(de Robert Guédiguian. France, 2017, 1h47. Biennale Venise 2017, prix SIGNIS. Avec Ariane Ascaride, Jean-Pierre Daroussin, Gérard Meylan, Anaïs Demoustier)

 

29 novembre 2017 (Magali Van Reeth) - Posé au cœur d'une des plus belles calanques de la Provence, le dernier film de Guédiguian oppose aux tourments de la vieillesse, les paysages somptueux de la Méditerranée, où la lumière éclatante du soleil se reflète dans une eau turquoise.

 

Réunis dans la maison de leur père grabataire, deux frères et une sœur se retrouvent pour quelques jours. Ils ont l'âge de la retraite mais ont encore à régler des ressentis familiaux. Parce que le lieu même les ramène au passé, entre bons et mauvais souvenirs, ils retissent peu à peu une complicité évanouie.

 

Autour de la villa familiale, il y a Armand (Gérard Meylan) resté sur place et qui s'occupe de son père, Joseph (Jean-Pierre Daroussin) qui vient de prendre sa retraite après une carrière universitaire et Angèle (Ariane Ascaride), comédienne célèbre, qui n'était pas venu depuis des années, suite à un drame qui a divisé la famille. Il y a aussi un couple de voisins et d'amis, inquiets après la vente du logement qu'ils louaient depuis toujours. Il faut maintenant prendre une décision pour le père, le restaurant et la maison de famille. Situation devenue très banale depuis l'allongement de la durée de vie dans les sociétés occidentales : quand on commence à se sentir vieux, il faut gérer ses parents.

 

Un flash-back montre la fratrie au temps lumineux de sa jeunesse. Mais au lieu de ''rajeunir'' artificiellement et avec du maquillage les acteurs d'aujourd'hui, les images proviennent d'un des premiers films du réalisateur, Ki Lo Sa ?, tourné en 1985, avec les mêmes acteurs mais dans d'autres rôles.

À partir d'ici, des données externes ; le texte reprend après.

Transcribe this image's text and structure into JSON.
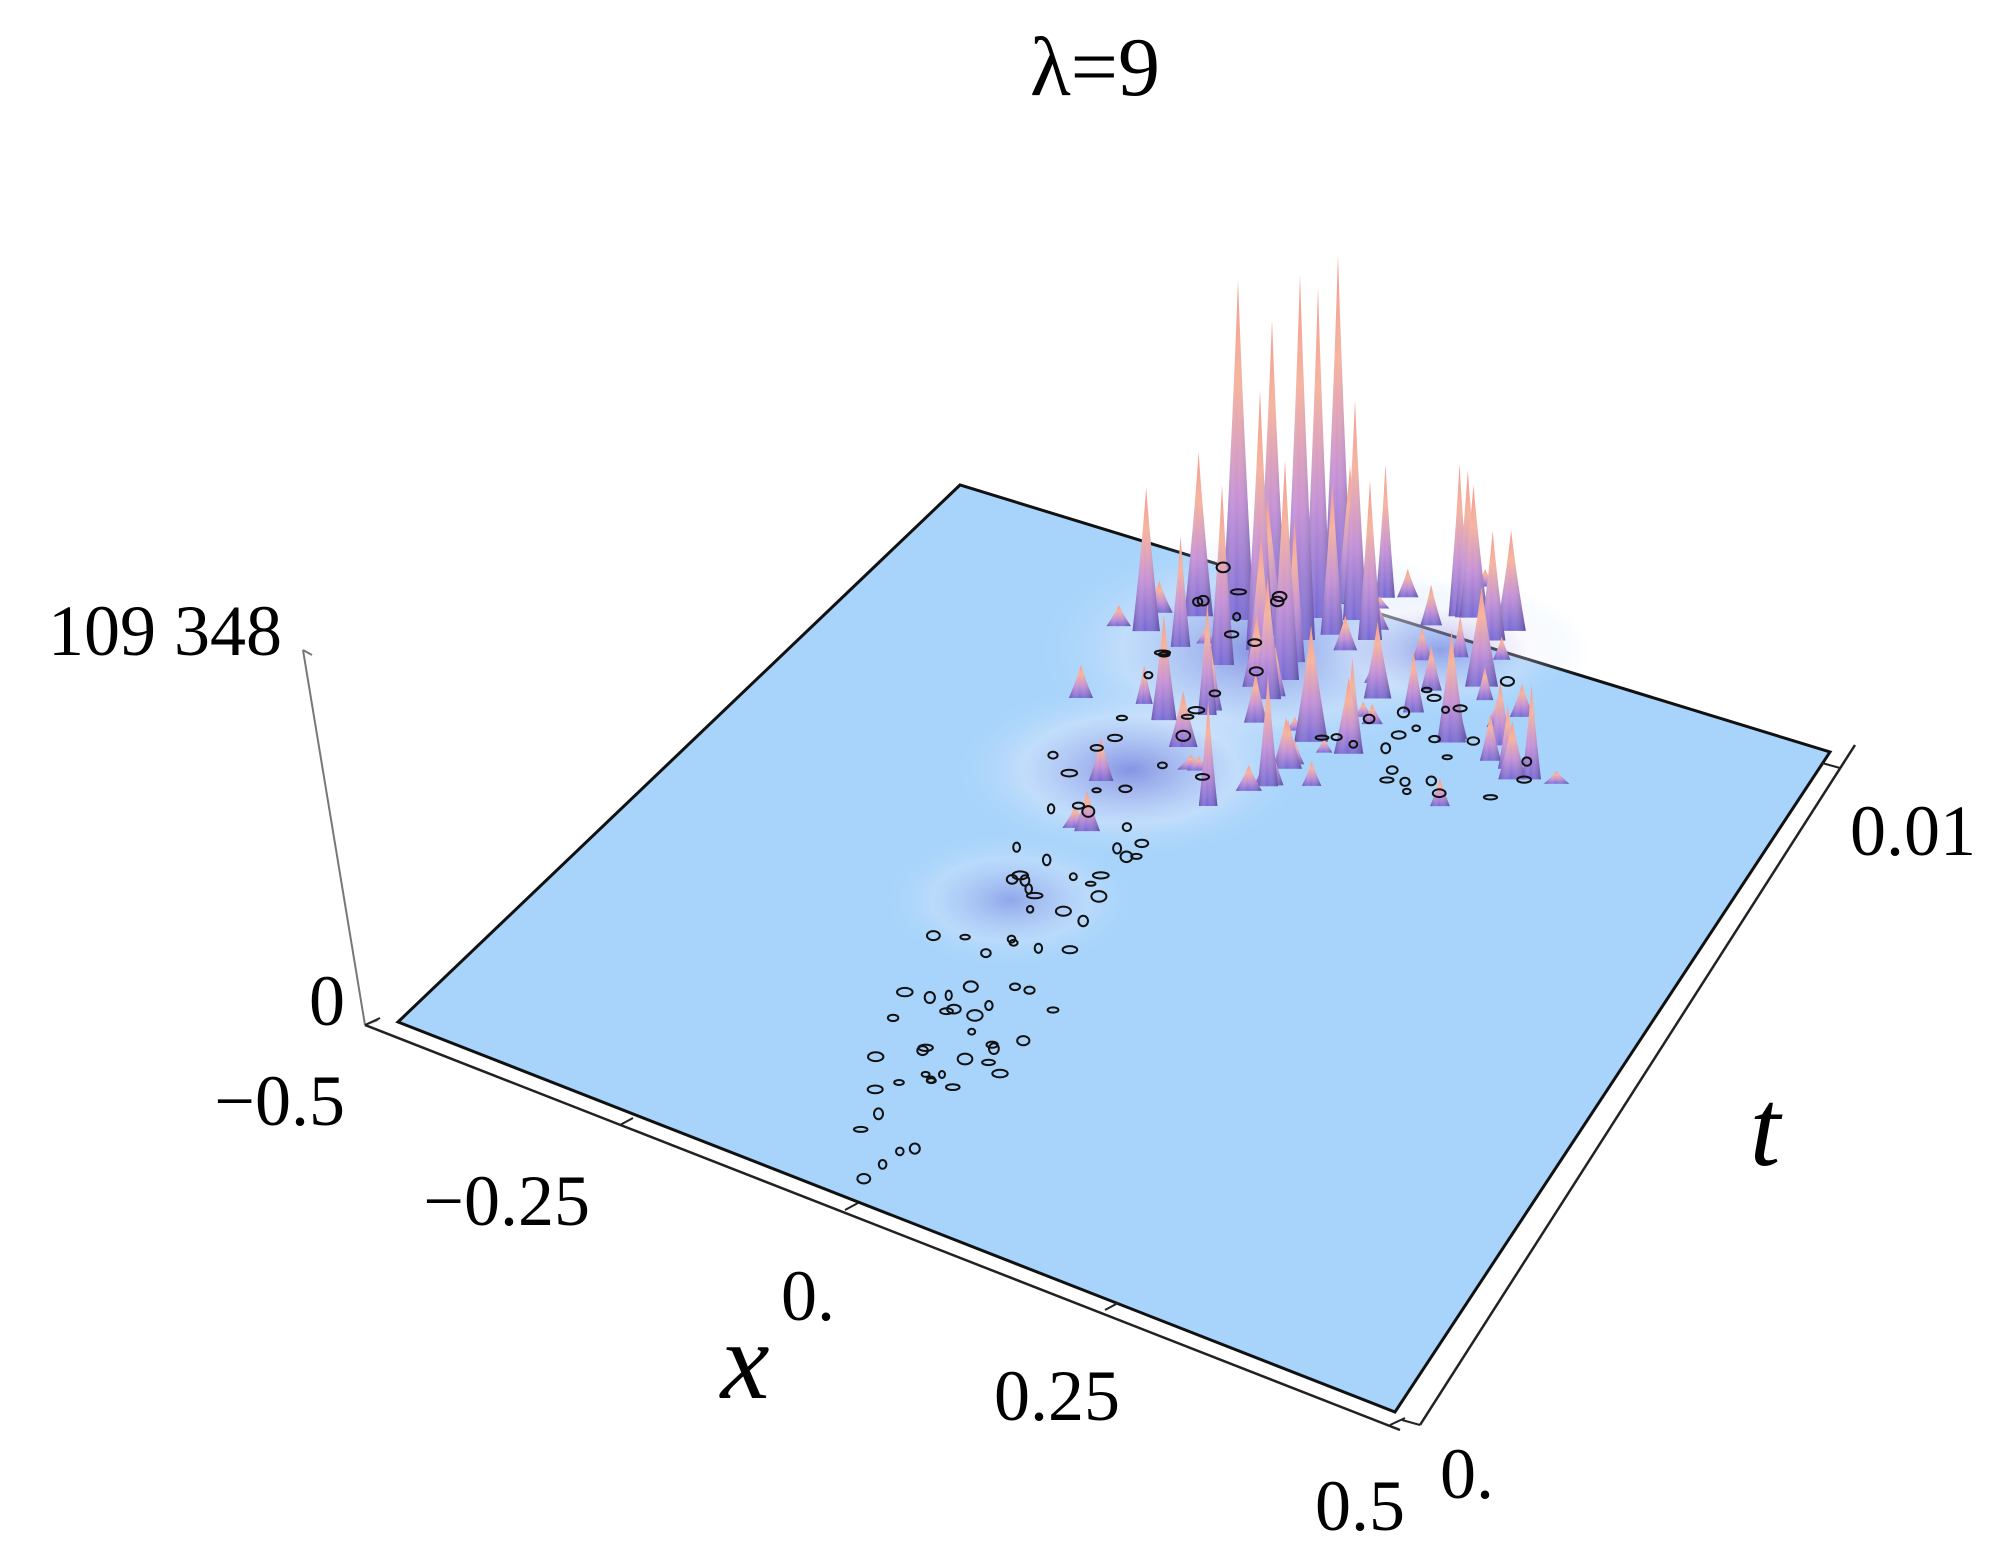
{
  "chart_data": {
    "type": "surface3d",
    "title": "λ=9",
    "xlabel": "x",
    "ylabel": "t",
    "zlabel": "",
    "x_ticks": [
      "−0.5",
      "−0.25",
      "0.",
      "0.25",
      "0.5"
    ],
    "t_ticks": [
      "0.",
      "0.01"
    ],
    "z_ticks": [
      "0",
      "109 348"
    ],
    "xlim": [
      -0.5,
      0.5
    ],
    "tlim": [
      0,
      0.012
    ],
    "zlim": [
      0,
      109348
    ],
    "colors": {
      "base": "#a8d4fb",
      "peak_low": "#7b68d8",
      "peak_high": "#f6b49a",
      "contour": "#111111"
    }
  }
}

C'est avec beaucoup d'émotion qu'on retrouve ces visages qu'on n'a pas vu vieillir, comme un groupe d'amis perdus de vue depuis 20 ans et qu'on croise à un enterrement. Ce délicieux, et poignant, retour dans le passé n'est possible que parce que Guédiguian tourne depuis toujours avec les mêmes acteurs et presque constamment dans les mêmes lieux. Une fidélité amicale et politique qui permet à son cinéma d'être unique. Un cinéma conscient de son époque et fidèle à ses racines, non pas dans une tentation de repli sur soi mais, au contraire, pour mais rendre hommage à ces valeurs de solidarité et de tolérance qui l'ont porté et qui le portent encore.

 

Loin d'être un constat démoralisant de la vieillesse, il est un hommage à ceux qui ne baissent pas les bras, ceux qui prennent soin de la terre communale pour éviter les incendies, ceux qui permettent à des migrants de souffler quelques jours au calme, ceux qui ne veulent pas transformer la guinguette familiale en restaurant gourmet pour touristes pressés, ceux qui récitent du Claudel en allant à la pêche. La nostalgie d'une époque plus douce et plus solidaire se confond avec les souvenirs radieux de l'enfance et se heurte à l'insolente énergie des nouvelles générations. Avec humour, le réalisateur refait les liens inter-générationnels, mêlant habilement la fiction et le réel.

 

Un film doux-amer où les protagonistes et les acteurs acceptent ensemble le temps qui a passé et où presque tous acceptent celui qu'il reste à vivre. Au Festival de Venise 2017, La Villa a obtenu le prix SIGNIS.